After that, feeling unusually depleted, she went home to her husband, to gloat in private over a triumph that she had, in the eleventh hour, not really expected.

 

Chapter 19

Fortune

 

The birthday girl’s day was, as she had planned, far less eventful than Silas Goodman’s or Paula Treadwell’s, though all of their fortunes were plainly crossed and she was working overtime in her mind not to know it. She had started, the night before, doing her hiding act and being hard to get and to those talents she threw in sulking, which she could also excel at and which she did all the way to bed.

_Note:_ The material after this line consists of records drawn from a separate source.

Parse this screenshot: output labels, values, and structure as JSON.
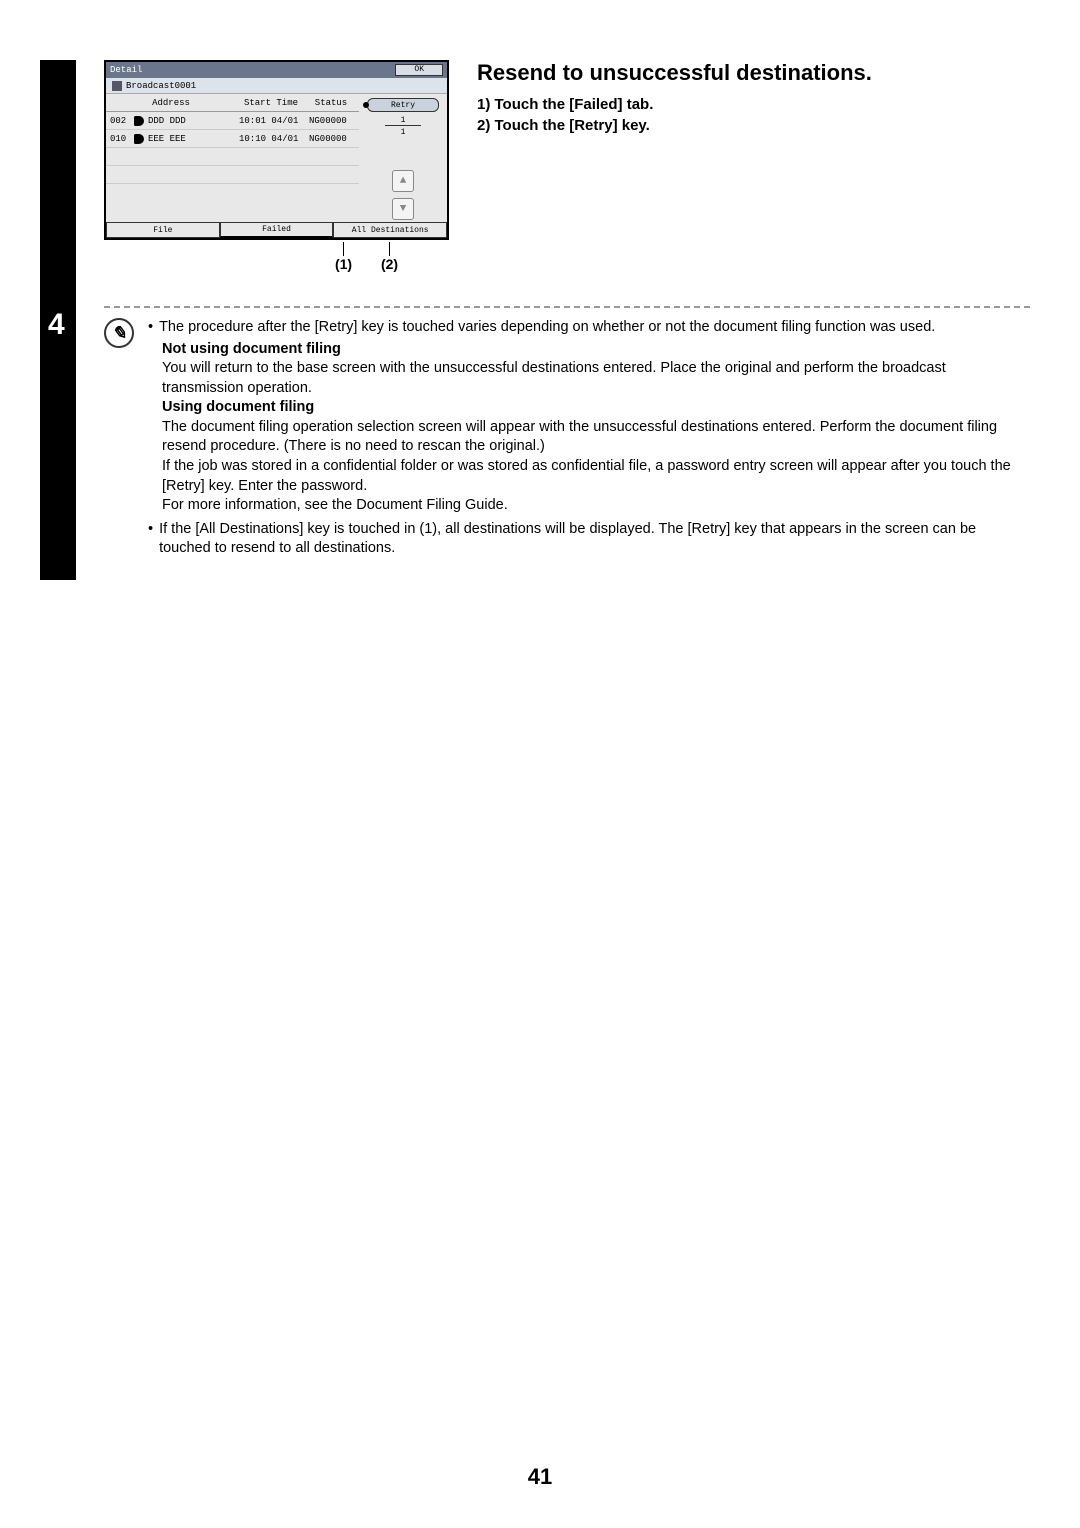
{
  "step_number": "4",
  "screenshot": {
    "title": "Detail",
    "ok_label": "OK",
    "broadcast_label": "Broadcast0001",
    "headers": {
      "address": "Address",
      "start_time": "Start Time",
      "status": "Status"
    },
    "rows": [
      {
        "num": "002",
        "addr": "DDD DDD",
        "time": "10:01 04/01",
        "status": "NG00000"
      },
      {
        "num": "010",
        "addr": "EEE EEE",
        "time": "10:10 04/01",
        "status": "NG00000"
      }
    ],
    "retry_label": "Retry",
    "page_top": "1",
    "page_bottom": "1",
    "tabs": {
      "file": "File",
      "failed": "Failed",
      "all": "All Destinations"
    }
  },
  "callout_1": "(1)",
  "callout_2": "(2)",
  "instructions": {
    "title": "Resend to unsuccessful destinations.",
    "step1": "1)  Touch the [Failed] tab.",
    "step2": "2)  Touch the [Retry] key."
  },
  "notes": {
    "bullet1": "The procedure after the [Retry] key is touched varies depending on whether or not the document filing function was used.",
    "h1": "Not using document filing",
    "p1": "You will return to the base screen with the unsuccessful destinations entered. Place the original and perform the broadcast transmission operation.",
    "h2": "Using document filing",
    "p2": "The document filing operation selection screen will appear with the unsuccessful destinations entered. Perform the document filing resend procedure. (There is no need to rescan the original.)",
    "p3": "If the job was stored in a confidential folder or was stored as confidential file, a password entry screen will appear after you touch the [Retry] key. Enter the password.",
    "p4": "For more information, see the Document Filing Guide.",
    "bullet2": "If the [All Destinations] key is touched in (1), all destinations will be displayed. The [Retry] key that appears in the screen can be touched to resend to all destinations."
  },
  "page_number": "41"
}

Once in bed, however, her other skills went unexploited as Helaine insisted they forego a long night in order to maximize the surprise that lay ahead for the following evening. This did not go over well with Lydia and she slept fitfully, her psyche a victim of the hormonal tyranny she constantly feared would one day come to rule and ruin her. At about three in the morning, having woken from a nightmare (she was being chased by naked reporters), she roused Helaine for the purposes of simply “making out.”

This the good doctor finally consented to, extracting first a promise from Lydia that it would not go any farther than that.

“You have my word.”

They made out and petted until the sun came up and until their lips were bruised and swollen from kissing.

Early appointments for Dr. Kristenson. She winced at the daylight and reluctantly extricated herself from the love-lock, leaving the bed to the sound of Lydia’s bitter protests and emerging from the bedroom exhausted and horny. Dressed, but not at all prepared for her nine o’clock.

Coffee-maker on. She opened the front door looking for the morning paper and found her mate’s bewildered face looking up at her, from above the fold. That’s right, she muttered to herself, remembering afresh the corporate controversy that was landing Lydia once again on the front pages of the dailies, exactly were she hated to be. Well, it’s her birthday for goodness’ sake. Helaine stashed it in the coat closet and went back empty handed to the kitchen, giving a start this time to finding Lydia standing there, nude and not nearly as bewildered, holding out two fresh cups of coffee.